The leader of the world’s 1.2 billion Roman Catholics on Sunday led a solemn ceremony for about 10,000 people in St. Peter’s Basilica in the Vatican, while many others followed the service from the square outside.
In his homily, Francis likened refugees to Mary and Joseph finding no place to stay in Bethlehem and said faith demands that foreigners be welcomed.
“So many other footsteps are hidden in the footsteps of Joseph and Mary,” said the Argentine pontiff, himself the grandson of Italian migrants.
“We see the tracks of entire families forced to set out in our own day. We see the tracks of millions of persons who do not choose to go away, but driven from their land, leave behind their dear ones.”

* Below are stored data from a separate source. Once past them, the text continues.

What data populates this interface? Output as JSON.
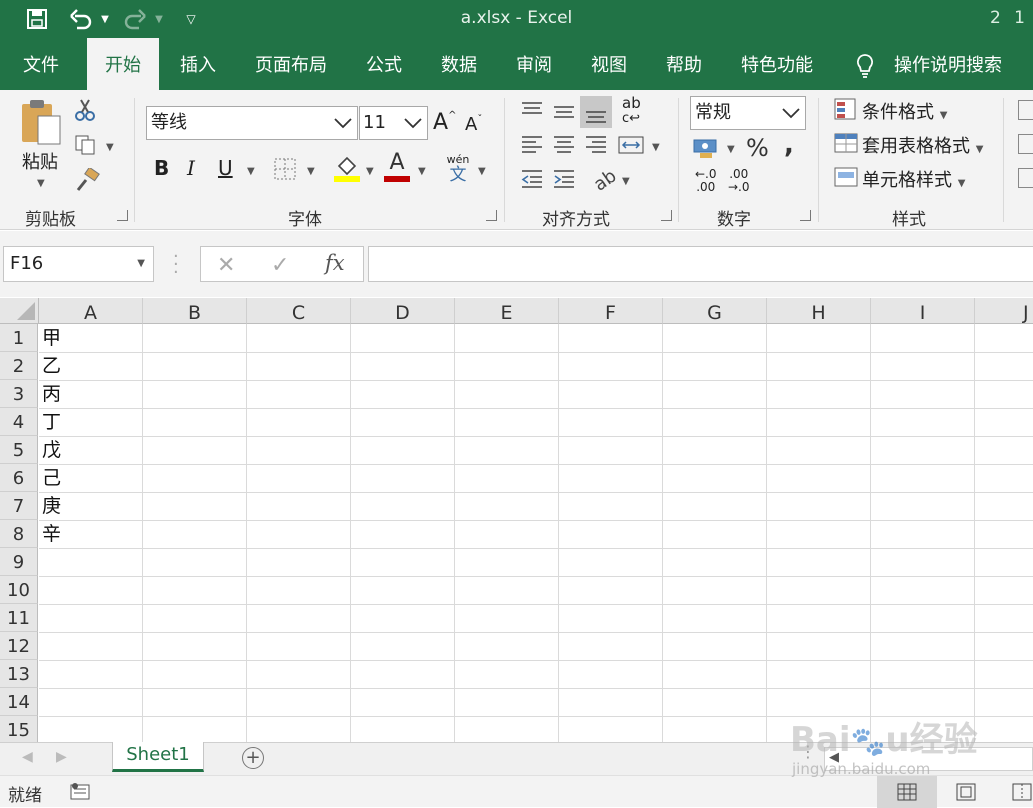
{
  "titlebar": {
    "title": "a.xlsx - Excel",
    "user_initials": "2 1"
  },
  "tabs": [
    "文件",
    "开始",
    "插入",
    "页面布局",
    "公式",
    "数据",
    "审阅",
    "视图",
    "帮助",
    "特色功能"
  ],
  "tell_me": "操作说明搜索",
  "ribbon": {
    "clipboard": {
      "paste_label": "粘贴",
      "group_label": "剪贴板"
    },
    "font": {
      "font_name": "等线",
      "font_size": "11",
      "group_label": "字体",
      "bold": "B",
      "italic": "I",
      "underline": "U",
      "font_color_glyph": "A",
      "phonetic_top": "wén",
      "phonetic_bottom": "文"
    },
    "alignment": {
      "group_label": "对齐方式",
      "wrap_glyph": "ab"
    },
    "number": {
      "format": "常规",
      "group_label": "数字",
      "percent": "%",
      "comma": ",",
      "inc_decimal_top": "←.0",
      "inc_decimal_bottom": ".00",
      "dec_decimal_top": ".00",
      "dec_decimal_bottom": "→.0"
    },
    "styles": {
      "conditional": "条件格式",
      "table_format": "套用表格格式",
      "cell_styles": "单元格样式",
      "group_label": "样式"
    }
  },
  "formula_bar": {
    "name_box": "F16",
    "fx": "fx",
    "formula": ""
  },
  "sheet": {
    "columns": [
      "A",
      "B",
      "C",
      "D",
      "E",
      "F",
      "G",
      "H",
      "I",
      "J"
    ],
    "rows": [
      "1",
      "2",
      "3",
      "4",
      "5",
      "6",
      "7",
      "8",
      "9",
      "10",
      "11",
      "12",
      "13",
      "14",
      "15"
    ],
    "col_a_values": [
      "甲",
      "乙",
      "丙",
      "丁",
      "戊",
      "己",
      "庚",
      "辛"
    ]
  },
  "sheet_tabs": {
    "active": "Sheet1"
  },
  "status": {
    "text": "就绪"
  },
  "watermark": "Baidu经验 jingyan.baidu.com",
  "colors": {
    "excel_green": "#217346",
    "ribbon_bg": "#f3f3f3",
    "header_bg": "#e6e6e6",
    "highlight_yellow": "#ffff00",
    "font_red": "#c00000"
  }
}
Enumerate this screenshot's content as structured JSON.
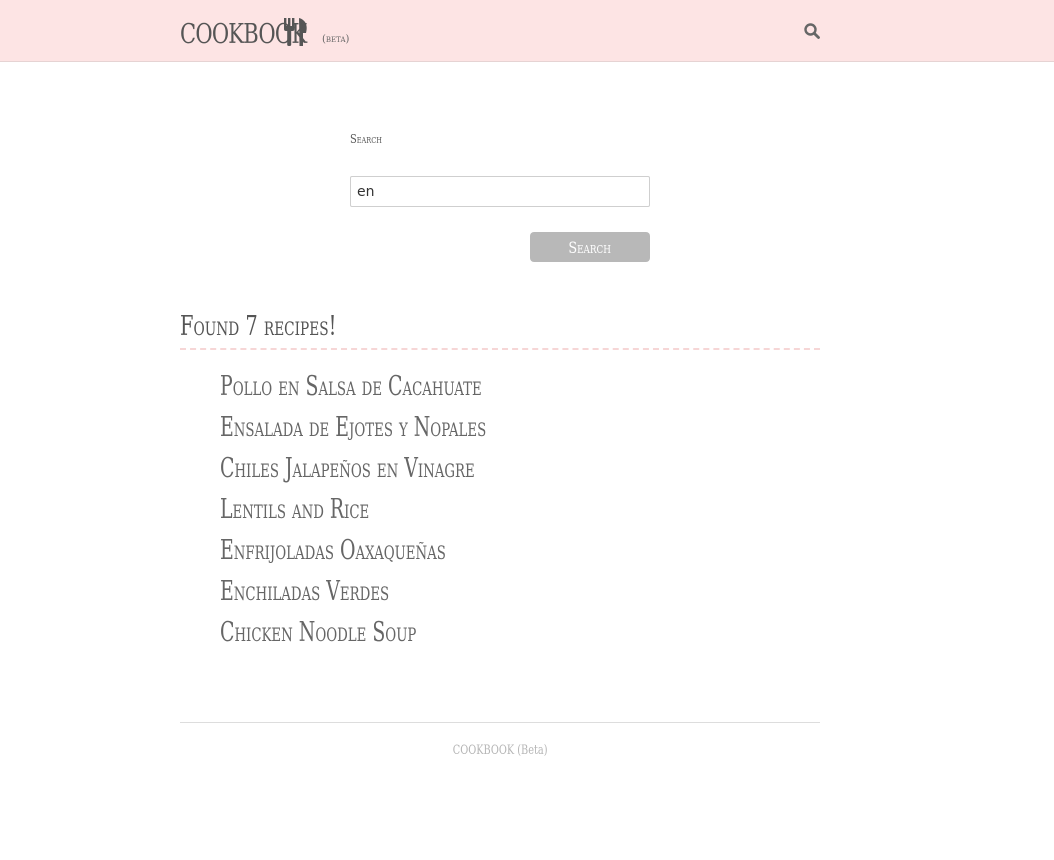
{
  "navbar": {
    "brand_text": "COOKBOOK",
    "brand_icon": "utensils-icon",
    "beta_label": "(beta)",
    "search_icon": "search-icon",
    "background": "#fde4e4"
  },
  "search": {
    "label": "Search",
    "input_value": "en",
    "button_label": "Search",
    "button_color": "#b8b8b8"
  },
  "results": {
    "heading": "Found 7 recipes!",
    "recipes": [
      "Pollo en Salsa de Cacahuate",
      "Ensalada de Ejotes y Nopales",
      "Chiles Jalapeños en Vinagre",
      "Lentils and Rice",
      "Enfrijoladas Oaxaqueñas",
      "Enchiladas Verdes",
      "Chicken Noodle Soup"
    ]
  },
  "footer": {
    "text": "COOKBOOK (Beta)"
  }
}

Many engulfed in the ongoing migration crisis were forced to flee from leaders “who, to impose their power and increase their wealth, see no problem in shedding innocent blood”, said the 81-year-old.
‘Herods of today’
Wearing white vestments in the flower-bedecked church, Francis called for a “new social imagination … in which none have to feel that there is no room for them on this earth”.
Francis has made defence of migrants a major plank of his papacy, often putting him at odds with politicians.
The pope also condemned human traffickers who make money off desperate refugees as the “Herods of today” with blood on their hands, a reference to the Biblical story of the king who ordered the killing of all newborn male children near Bethlehem because he feared Jesus would one day displace him.
More than 14,000 people have died trying to make the perilous crossing of the Mediterranean to Europe in the past four years.
On Christmas Day on Monday, Francis is set to deliver at noon the traditional Urbi et Orbi (to the city and to the world) message and blessings from the central balcony of the Vatican basilica.